На улице Амалия хотела взять извозчика и сразу же ехать к Зимнему дворцу, но обнаружила, что впопыхах забыла дома кошелек. Мгновение она размышляла, вернуться за ним или нет, но, в конце концов, махнула на все рукой и быстрым шагом двинулась к Дворцовой площади.
Однако добраться до Зимнего оказалось не так просто – часть Невского, примыкающего к площади, была запружена народом, а на самой площади яблоку было негде упасть. Тут же были конные жандармы, сдерживавшие толпу, и гвардейцы с растерянными лицами.
Люди переговаривались, возмущались, иные злорадно ухмылялись, большинство же, как обыкновенно бывает, пришло только поглазеть.
– Как же так можно? – обиженно говорила какая-то женщина, по виду – жена мелкого чиновника. – Бомбу в… царя!..
– Позвольте, сударыня! – тотчас же встал в позу стоящий рядом студент в очках. – В царя, значит, нельзя, а в других можно? Так, что ли?
– Морду бы тебе набить, – мрачно откликнулся стоящий рядом мастеровой с огромными кулаками.
Студент испуганно оглянулся на него и стих.
– Жаль, театры, верно, закроют…
– Да ничего еще неизвестно…
Амалию сейчас до крайности раздражали все эти разговоры, которые она находила глупыми и неуместными. Кроме того, она поняла, что при таком количестве зевак добраться до Зимнего ей удастся не скоро, а девушка хотела во что бы то ни стало попасть туда, и как можно скорее. Поэтому Амалия свернула на набережную Мойки и по Гороховой вышла к морскому министерству. Обогнув здание министерства, вышла на Адмиралтейскую набережную, а затем на Дворцовую, где тоже было довольно людно. Бросив взгляд на штандарт на Зимнем, Амалия почувствовала, как у нее забилось сердце: флаг по-прежнему реял по ветру. Если бы император скончался, штандарт был бы спущен.
Теперь надо было попасть во дворец. Амалия поправила волосы, глубоко вздохнула, приняла надменный вид и поспешила к тому входу, через который позавчера она въехала в карете Волынского. На ее счастье, там стоял все тот же часовой – простоватого вида малый, который к тому же совершенно растерялся, потому что со всех сторон его атаковали любопытные.
– Да не знаю я, что там происходит! – плачущим голосом твердил парень. – Нам ничего не говорили!
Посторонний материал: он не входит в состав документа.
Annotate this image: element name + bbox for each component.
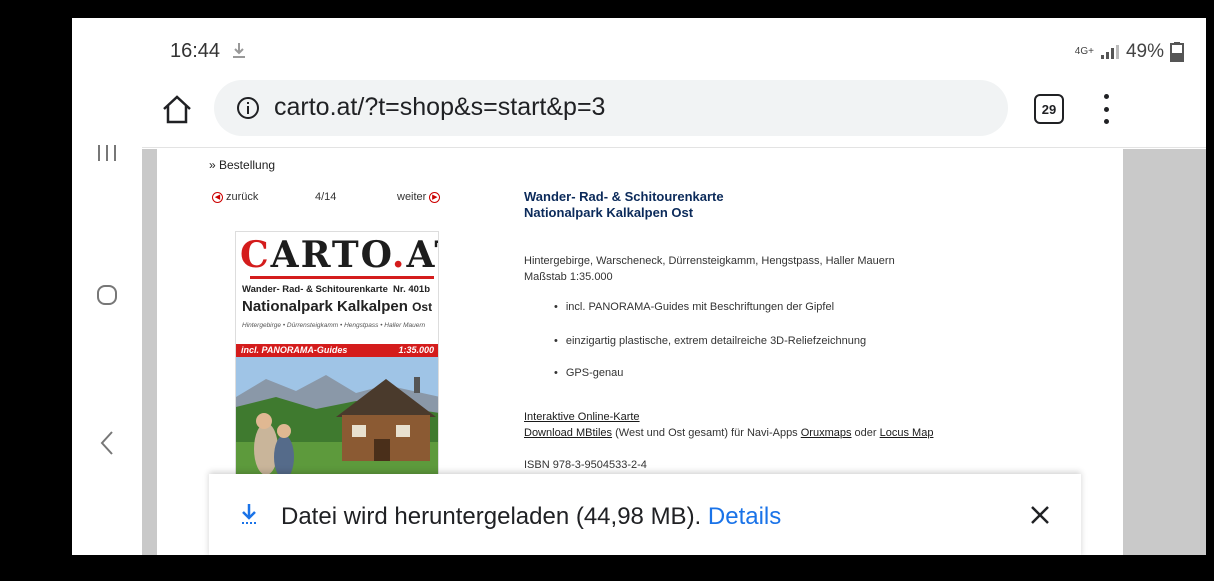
home-icon bbox=[163, 95, 191, 124]
cover-subtitle: Wander- Rad- & Schitourenkarte bbox=[242, 284, 388, 295]
download-links: Interaktive Online-Karte Download MBtile… bbox=[524, 409, 933, 441]
online-map-link[interactable]: Interaktive Online-Karte bbox=[524, 411, 640, 423]
home-nav-button[interactable] bbox=[92, 280, 122, 310]
logo-underline bbox=[250, 276, 434, 279]
navigation-bar bbox=[72, 18, 142, 555]
cover-title: Nationalpark Kalkalpen Ost bbox=[242, 298, 433, 315]
battery-icon bbox=[1170, 42, 1184, 62]
download-message: Datei wird heruntergeladen (44,98 MB). D… bbox=[281, 503, 782, 530]
next-label[interactable]: weiter bbox=[397, 191, 426, 203]
feature-item: • GPS-genau bbox=[554, 367, 624, 379]
menu-dot bbox=[1103, 119, 1109, 124]
info-icon[interactable] bbox=[236, 96, 260, 120]
cover-places: Hintergebirge • Dürrensteigkamm • Hengst… bbox=[242, 322, 426, 329]
network-type: 4G+ bbox=[1074, 46, 1094, 57]
home-circle-icon bbox=[97, 285, 117, 305]
bullet: • bbox=[554, 367, 558, 379]
status-indicators: 4G+ 49% bbox=[1075, 41, 1184, 63]
home-button[interactable] bbox=[160, 92, 194, 126]
download-snackbar: Datei wird heruntergeladen (44,98 MB). D… bbox=[209, 474, 1081, 555]
prev-label[interactable]: zurück bbox=[226, 191, 258, 203]
mbtiles-text: (West und Ost gesamt) für Navi-Apps bbox=[612, 427, 801, 439]
feature-item: • einzigartig plastische, extrem detailre… bbox=[554, 335, 867, 347]
phone-screen: 16:44 4G+ 49% carto.at/?t=shop&s=start&p… bbox=[72, 18, 1206, 555]
status-bar: 16:44 4G+ 49% bbox=[142, 18, 1206, 70]
carto-logo: CARTO.AT bbox=[240, 234, 438, 276]
close-icon[interactable] bbox=[1027, 502, 1053, 528]
battery-percent: 49% bbox=[1125, 41, 1164, 62]
arrow-left-icon: ◀ bbox=[212, 191, 223, 203]
scrolled-off-text: · · · · · · · · · · · · bbox=[209, 149, 280, 154]
cover-photo bbox=[236, 357, 438, 480]
breadcrumb-bestellung[interactable]: » Bestellung bbox=[209, 158, 275, 172]
tab-switcher-button[interactable]: 29 bbox=[1034, 94, 1064, 124]
download-icon bbox=[242, 504, 256, 524]
pager-count: 4/14 bbox=[315, 191, 337, 203]
signal-icon bbox=[1100, 45, 1119, 59]
address-bar[interactable]: carto.at/?t=shop&s=start&p=3 bbox=[214, 80, 1008, 136]
download-status-icon bbox=[233, 43, 245, 58]
feature-item: • incl. PANORAMA-Guides mit Beschriftunge… bbox=[554, 301, 835, 313]
or-text: oder bbox=[851, 427, 880, 439]
arrow-right-icon: ▶ bbox=[429, 191, 441, 203]
locus-map-link[interactable]: Locus Map bbox=[880, 427, 934, 439]
bullet: • bbox=[554, 335, 558, 347]
clock: 16:44 bbox=[170, 40, 221, 62]
product-title: Wander- Rad- & Schitourenkarte Nationalp… bbox=[524, 189, 724, 220]
next-link[interactable]: weiter ▶ bbox=[397, 191, 441, 203]
details-link[interactable]: Details bbox=[708, 503, 781, 530]
back-nav-button[interactable] bbox=[92, 428, 122, 458]
url-text[interactable]: carto.at/?t=shop&s=start&p=3 bbox=[274, 93, 605, 122]
mbtiles-link[interactable]: Download MBtiles bbox=[524, 427, 612, 439]
prev-link[interactable]: ◀ zurück bbox=[212, 191, 258, 203]
map-cover-image[interactable]: CARTO.AT Wander- Rad- & Schitourenkarte … bbox=[235, 231, 439, 481]
menu-dot bbox=[1103, 106, 1109, 112]
product-details: Wander- Rad- & Schitourenkarte Nationalp… bbox=[524, 189, 1084, 471]
back-chevron-icon bbox=[100, 431, 113, 455]
cover-band: incl. PANORAMA-Guides 1:35.000 bbox=[236, 344, 438, 357]
recent-apps-button[interactable] bbox=[92, 138, 122, 168]
cover-number: Nr. 401b bbox=[393, 284, 430, 295]
product-places: Hintergebirge, Warscheneck, Dürrensteigk… bbox=[524, 255, 895, 267]
product-scale: Maßstab 1:35.000 bbox=[524, 271, 613, 283]
device-frame: 16:44 4G+ 49% carto.at/?t=shop&s=start&p… bbox=[0, 0, 1214, 581]
browser-toolbar: carto.at/?t=shop&s=start&p=3 29 bbox=[142, 70, 1206, 148]
overflow-menu-button[interactable] bbox=[1096, 94, 1116, 124]
isbn: ISBN 978-3-9504533-2-4 bbox=[524, 459, 647, 471]
oruxmaps-link[interactable]: Oruxmaps bbox=[801, 427, 852, 439]
bullet: • bbox=[554, 301, 558, 313]
recent-apps-icon bbox=[98, 145, 116, 161]
menu-dot bbox=[1103, 94, 1109, 99]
Сударыня, куда вы? Не велено!
– Ты что, меня не помнишь? – холодно смерила его взглядом Амалия. – От действительного тайного советника Волынского! Ты же пропускал нас позавчера!
Однако часовой оказался не лыком шит и настороженно спросил:
– И где же его высокопревосходительство?
Но Амалия и тут нашлась:
– Карета его высокопревосходительства застряла в толпе, он прибудет позже, а меня послали вперед, потому что каждая минута на счету. – Часовой заколебался. – Кстати, как тебя зовут? Его высокопревосходительство не любит, когда задерживают его людей!
Судя по всему, часовой очень не хотел называть свое имя, а потому посторонился и пропустил Амалию во дворец.